If you want to end your cinematic year on a nice easy high, there are few more surefire hits that catching the new Wallace & Gromit on the BBC on Christmas Day. It’s a recipe built for jolly cosiness and that’s exactly what Vengeance Most Fowl provides, another lovely entry from Aardman that is the definition of fun for the whole family. Walking the line between actual full-blown movie (a la Curse of the Were-Rabbit) and their more definitively-for-TV shorts, it’s a brisk 80 minutes that makes for a comforting full stop to 2024.
Over 30 years after The Wrong Trousers, Vengeance Most Fowl reunites our iconic inventor-and-dog duo with old penguin foe Feathers McGraw, seeking revenge for his previous foiling while locked up in bird prison (aka an Antarctica exhibit at the local zoo). To do this, he exploits Wallace’s (voiced now by Ben Whitehead, doing a genuinely flawless Peter Sallis impression) latest invention, a deeply creepy robot gnome assistant called Norbot (Reece Shearsmith).

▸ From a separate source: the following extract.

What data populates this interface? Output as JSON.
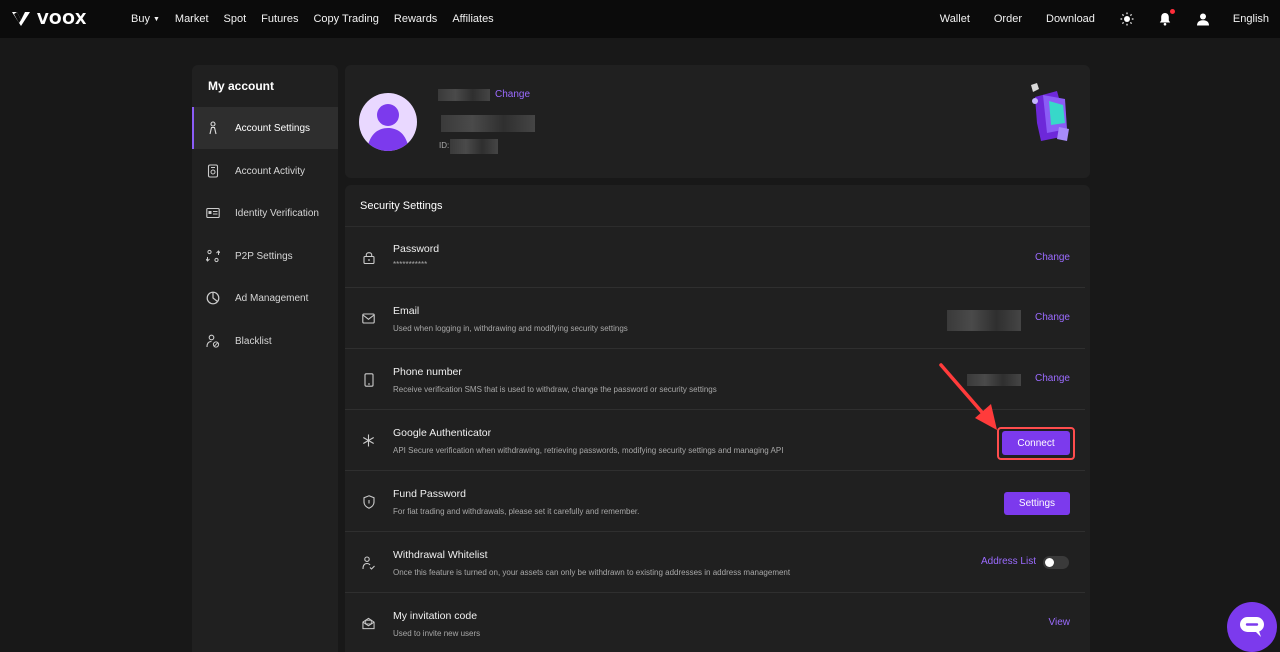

It is, as always, a very silly plot, full of the classic Aardman mix of sight gags, endearingly cheesy puns, and the silent Gromit being smarter than all the human characters put together.
Covering old and very fondly remembered ground, there is something just a little unambitious about Vengeance Most Fowl, but when you’ve spent nearly 40 years perfecting characters like Nick Park and co have done with Wallace and Gromit, you’re allowed to play the hits. There are a lot of laughs here, from the best-in-class stop-motion animation to all of Wallace’s face-palming numbskullery (his ‘cyber-defenses’ installed around Norbot are particularly hilarious, inept enough for Feathers McGraw to just flip a switch and immediately turn the gnome on to an ‘Evil’ setting).
Our old feathered foe is just as funny, dastardly yet charming, while Gromit remains one of cinema’s great silent characters – no one else, man or dog, has ever said so much without even having a mouth. He’s part Snoopy, part Chaplin, and even (in a wonderfully slow riverboat chase set-piece) part Ethan Hunt during a third act that very openly riffs on the most recent Mission Impossible. It’s not the finest hour of Wallace and Gromit, but that is an exceptionally high bar to clear and for some sleepy communal viewing, you couldn’t really ask for much more.